- Inflation and energy security are likely to dominate the G7 summit at the expense of climate action.
- President Joe Biden called for a gas-tax holiday while some European countries revert to coal.
- Climate advocates say now is the time to invest in renewable energy, not fossil fuels.
Something is loading.
In 2007, then-German Chancellor Angela Merkel laid out the climate crisis this way: “It is not five minutes to midnight. It’s five past midnight.”
It seems Germany will need a few more minutes.
When Europe’s largest economy took over the G7 presidency earlier this year, the climate crisis was its top priority. Now, Russia’s war in Ukraine has pushed energy security and energy prices to the top of the agenda — likely at the expense of the climate — for a G7 gathering that kicks off Sunday at a luxury resort in the Bavarian Alps.
“A rethink has arisen because Putin is cutting off major supplies of gas exports,” said John Kirton, the director of the G7 and G20 Research Group managed by the University of Toronto. “The clear and present danger the G7 summit has to address is inflation and curbing gas prices at the pump.”

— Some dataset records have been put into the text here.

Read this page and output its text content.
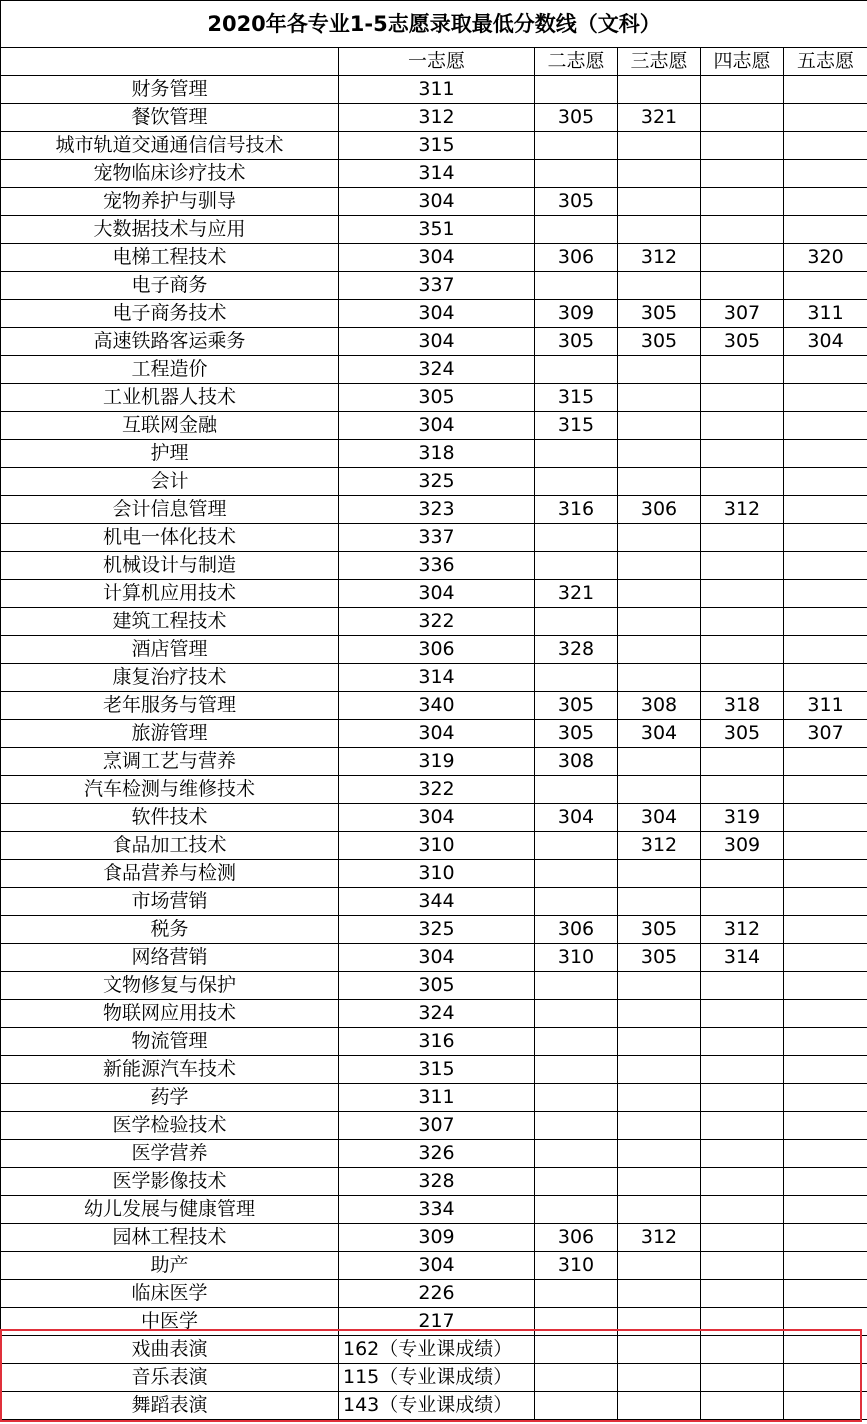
2020年各专业1-5志愿录取最低分数线（文科）					
	一志愿	二志愿	三志愿	四志愿	五志愿
财务管理	311				
餐饮管理	312	305	321		
城市轨道交通通信信号技术	315				
宠物临床诊疗技术	314				
宠物养护与驯导	304	305			
大数据技术与应用	351				
电梯工程技术	304	306	312		320
电子商务	337				
电子商务技术	304	309	305	307	311
高速铁路客运乘务	304	305	305	305	304
工程造价	324				
工业机器人技术	305	315			
互联网金融	304	315			
护理	318				
会计	325				
会计信息管理	323	316	306	312	
机电一体化技术	337				
机械设计与制造	336				
计算机应用技术	304	321			
建筑工程技术	322				
酒店管理	306	328			
康复治疗技术	314				
老年服务与管理	340	305	308	318	311
旅游管理	304	305	304	305	307
烹调工艺与营养	319	308			
汽车检测与维修技术	322				
软件技术	304	304	304	319	
食品加工技术	310		312	309	
食品营养与检测	310				
市场营销	344				
税务	325	306	305	312	
网络营销	304	310	305	314	
文物修复与保护	305				
物联网应用技术	324				
物流管理	316				
新能源汽车技术	315				
药学	311				
医学检验技术	307				
医学营养	326				
医学影像技术	328				
幼儿发展与健康管理	334				
园林工程技术	309	306	312		
助产	304	310			
临床医学	226				
中医学	217				
戏曲表演	162（专业课成绩）				
音乐表演	115（专业课成绩）				
舞蹈表演	143（专业课成绩）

Germany, the Netherlands, and Austria are reverting to coal-fired power to fill a gap left by Russia’s state-controlled energy company, Gazprom, which cut natural-gas flows to Germany by about 60% last week. It’s a step backward because coal is more polluting than natural gas. German Chancellor Olaf Scholz also said he wants to pursue gas projects in Senegal.
Meanwhile, US President Joe Biden called on Congress to enact a federal gas-tax holiday. He’s also pushing domestic and international oil majors to pump more.
These actions are at odds with promises that G7 environment ministers made at a May meeting, including ending financing for foreign fossil-fuel projects by year’s end and domestic subsidies by 2025; largely cleaning up electricity grids by 2035; and phasing out “unabated” coal power — production that isn’t paired with carbon capture and storage technology.
Political leaders say the pauses are temporary. The German government told reporters on Monday it can keep its promise to phase out coal by 2030 — a target other Group of 7 nations like Japan and the US have been resistant to agree to.
But Kirton said greater assurances are needed.
“G7 leaders should agree on quantitative measures and timetables for how temporary this will be,” he said. “If it’s just a few months to shore up energy supplies through the end of the year, OK. But if it’s longer than that, this will be another setback.”
Kirton said one promising sign is Indonesia’s attendance at the G7. The country was the world’s largest exporter of coal by tonnage in 2019 and needs financing from wealthier nations to transition to renewables.
One model is a partnership announced with South Africa last year. The European Union, the UK, and the US committed an initial $8.5 billion to South Africa’s effort to ditch coal.
Geopolitical upheaval and rising inflation have underscored the urgency of investing in clean energy, said María Mendiluce, the CEO of the We Mean Business Coalition, a network of nonprofits and corporations.
The coalition supports policies such as eliminating coal, pushing electric-vehicle adoption, and putting a price on carbon. Such measures could create nearly 2 million jobs by 2025 across G7 countries, according to research by We Mean Business and Cambridge Econometrics. By 2035, the average person in these countries could save 45%, or $825, per year on energy bills.
“For a politician, I think the case for the transition to clean energy is super clear,” Mendiluce said. “It reduces energy bills, creates millions of jobs, and brings more energy security because renewable sources take away some geopolitical pressure.”